There is white, but no yellow at all, so the computer would probably think this is not a picture of Bungee.

Image recognition: Shape

To account for images of different objects with similar colors, or images of the same object with different colors, we've evolved AI algorithms to start to recognize lines and shapes. You can start to imagine how this was done in the beginning of AI development. A line or shape can be described as the shift in color.

Rather than only keeping track of aggregate colors in an image, the computer would start to also take into account the position of where those colors are. If the same colors are next to each other, they probably are creating a line or shape.

This kind of analysis can be useful, for example, if we start to identify pictures of the Moon. Now we can say that the Moon is in a picture if there is a white circle, typically against a blue or black background, like this:

And if we showed the computer this picture:

The computer would probably still recognize it because there is a distinct white circle against a blue or black background.

But the computer would probably not be able to recognize this as a picture of the Moon:

Because it's not a complete white circle.

As you can see, the progression of AI, specifically around image recognition, started out simple and got more complex as more people started investing in ways to help computers figure out what they were seeing. In today's world, and the AI that drives Azure's Custom Vision resource, image recognition takes into account a lot more than just color or shape. AI has been trained on thousands and millions of images. AI can detect subtle differences between cats and dogs, which might seem obvious to a human. But if a computer looked at two same-sized, four-legged, brown shapes that had tails and ears, well, you can start to see how it's impressive that the features of a cat can be differentiated from the features of a dog.

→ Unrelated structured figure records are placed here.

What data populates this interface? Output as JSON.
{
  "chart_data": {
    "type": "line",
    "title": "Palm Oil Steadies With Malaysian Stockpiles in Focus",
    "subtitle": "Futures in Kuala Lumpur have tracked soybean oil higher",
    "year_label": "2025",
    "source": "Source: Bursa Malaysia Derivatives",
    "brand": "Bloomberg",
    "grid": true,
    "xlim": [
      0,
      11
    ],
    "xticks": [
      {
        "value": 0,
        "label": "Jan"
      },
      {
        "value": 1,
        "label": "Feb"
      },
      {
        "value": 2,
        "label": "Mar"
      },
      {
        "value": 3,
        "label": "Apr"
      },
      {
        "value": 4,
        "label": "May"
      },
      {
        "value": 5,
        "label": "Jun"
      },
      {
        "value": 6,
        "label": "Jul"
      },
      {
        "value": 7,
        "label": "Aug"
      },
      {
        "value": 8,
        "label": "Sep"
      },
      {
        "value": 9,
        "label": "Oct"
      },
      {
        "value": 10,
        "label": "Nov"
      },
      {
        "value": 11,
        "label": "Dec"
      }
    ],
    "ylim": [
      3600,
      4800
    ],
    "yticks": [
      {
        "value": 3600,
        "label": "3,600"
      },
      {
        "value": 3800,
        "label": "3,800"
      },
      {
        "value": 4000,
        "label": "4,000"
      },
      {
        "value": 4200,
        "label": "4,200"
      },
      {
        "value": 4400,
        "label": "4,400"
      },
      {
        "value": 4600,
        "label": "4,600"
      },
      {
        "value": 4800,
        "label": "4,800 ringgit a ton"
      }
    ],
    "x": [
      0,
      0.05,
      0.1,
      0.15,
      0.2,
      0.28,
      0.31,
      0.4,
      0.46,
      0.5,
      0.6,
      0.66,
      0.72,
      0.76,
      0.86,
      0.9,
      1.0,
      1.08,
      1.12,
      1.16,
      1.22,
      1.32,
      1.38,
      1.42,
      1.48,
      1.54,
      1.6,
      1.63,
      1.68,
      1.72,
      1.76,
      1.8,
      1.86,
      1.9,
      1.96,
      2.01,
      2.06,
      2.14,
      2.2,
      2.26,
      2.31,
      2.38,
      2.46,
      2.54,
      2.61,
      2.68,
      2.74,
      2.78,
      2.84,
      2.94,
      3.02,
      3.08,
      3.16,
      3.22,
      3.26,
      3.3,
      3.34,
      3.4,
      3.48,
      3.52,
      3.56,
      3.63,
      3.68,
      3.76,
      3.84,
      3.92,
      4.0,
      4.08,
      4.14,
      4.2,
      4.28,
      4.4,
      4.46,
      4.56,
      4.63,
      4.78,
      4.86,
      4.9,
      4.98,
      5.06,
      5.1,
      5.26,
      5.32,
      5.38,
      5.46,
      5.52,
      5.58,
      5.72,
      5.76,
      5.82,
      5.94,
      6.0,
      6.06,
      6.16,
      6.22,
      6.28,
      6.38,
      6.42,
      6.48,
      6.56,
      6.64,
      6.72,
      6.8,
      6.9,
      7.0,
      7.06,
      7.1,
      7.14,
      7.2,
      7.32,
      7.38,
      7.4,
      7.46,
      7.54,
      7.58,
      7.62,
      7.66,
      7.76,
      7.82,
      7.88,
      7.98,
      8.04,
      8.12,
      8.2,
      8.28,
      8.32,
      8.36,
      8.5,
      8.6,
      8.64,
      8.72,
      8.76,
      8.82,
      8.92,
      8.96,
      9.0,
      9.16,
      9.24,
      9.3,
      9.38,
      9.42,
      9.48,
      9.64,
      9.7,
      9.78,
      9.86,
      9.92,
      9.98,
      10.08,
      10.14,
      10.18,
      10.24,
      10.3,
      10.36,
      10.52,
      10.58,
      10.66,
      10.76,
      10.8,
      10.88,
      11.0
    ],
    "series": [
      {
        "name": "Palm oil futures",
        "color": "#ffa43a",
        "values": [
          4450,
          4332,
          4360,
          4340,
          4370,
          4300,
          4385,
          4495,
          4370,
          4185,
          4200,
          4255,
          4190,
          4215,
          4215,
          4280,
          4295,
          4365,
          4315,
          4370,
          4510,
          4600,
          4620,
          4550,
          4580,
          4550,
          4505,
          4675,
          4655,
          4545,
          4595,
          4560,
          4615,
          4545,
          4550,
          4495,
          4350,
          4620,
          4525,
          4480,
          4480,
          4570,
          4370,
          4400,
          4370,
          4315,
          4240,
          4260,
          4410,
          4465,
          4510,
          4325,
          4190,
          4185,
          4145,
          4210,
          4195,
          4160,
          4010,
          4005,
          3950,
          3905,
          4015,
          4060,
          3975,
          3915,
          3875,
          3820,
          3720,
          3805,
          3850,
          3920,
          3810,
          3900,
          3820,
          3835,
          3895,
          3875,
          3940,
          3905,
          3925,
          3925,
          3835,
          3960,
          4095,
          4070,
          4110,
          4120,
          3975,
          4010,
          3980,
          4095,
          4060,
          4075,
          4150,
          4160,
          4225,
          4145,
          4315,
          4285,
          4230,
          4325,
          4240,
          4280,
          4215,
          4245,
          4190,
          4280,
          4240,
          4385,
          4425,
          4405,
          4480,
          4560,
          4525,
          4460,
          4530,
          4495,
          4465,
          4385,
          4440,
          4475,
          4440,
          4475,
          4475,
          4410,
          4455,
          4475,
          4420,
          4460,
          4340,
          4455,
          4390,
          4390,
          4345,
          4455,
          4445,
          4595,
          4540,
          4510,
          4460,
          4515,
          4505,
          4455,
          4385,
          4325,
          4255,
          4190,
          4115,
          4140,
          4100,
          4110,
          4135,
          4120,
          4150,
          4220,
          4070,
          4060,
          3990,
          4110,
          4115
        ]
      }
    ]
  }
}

Training on specific images

While advanced AI is able to detect numerous common objects (dogs versus cats, cars versus bikes), work still needs to be done if you want to train AI to recognize a specific object, say a specific character from a specific movie like Bungee.

That's where the Custom Vision service comes into play. This service has AI in the background that already has some knowledge of the world, but it knows nothing about Bungee (or your pet). So what we're going to do is provide a lot of pictures of Bungee and tell the AI that they are Bungee. Each image that we give of Bungee gives the AI more data of characteristics that represent Bungee specifically. The more pictures of Bungee, from different angles, lighting, and sizes, the better the AI will become at recognizing her from within a larger image.

This is called training the AI.

Next, we will test our AI to see if it was trained well. We do this by giving it images that contain Bungee that it has never seen before. It's critical that you test with pictures that the AI hasn't used to train. Otherwise, you aren't actually testing its ability to recognize Bungee. You're just recognizing its ability to remember it saw that exact picture.

This is the predicting step of our project and is called testing the AI.

After you have validated that the predicting of the AI is accurate enough, you can deploy your AI so that others could use it to identify objects using phones or computers. That activity is beyond this module, but something you should definitely try out!

Note

Remember when we created the Custom Vision project in the Custom Vision portal and it asked us what region we wanted for training and for predicting separately? That's because you might be training your AI from your house in Seattle, Washington, for example. In this case, you would want to use cloud resources that are close to you so that the process is fast. But you might be deploying this AI to your mother who lives in London, and you want her to get the predictions fast. In that case, you would want to use cloud resources closer to her for predictions.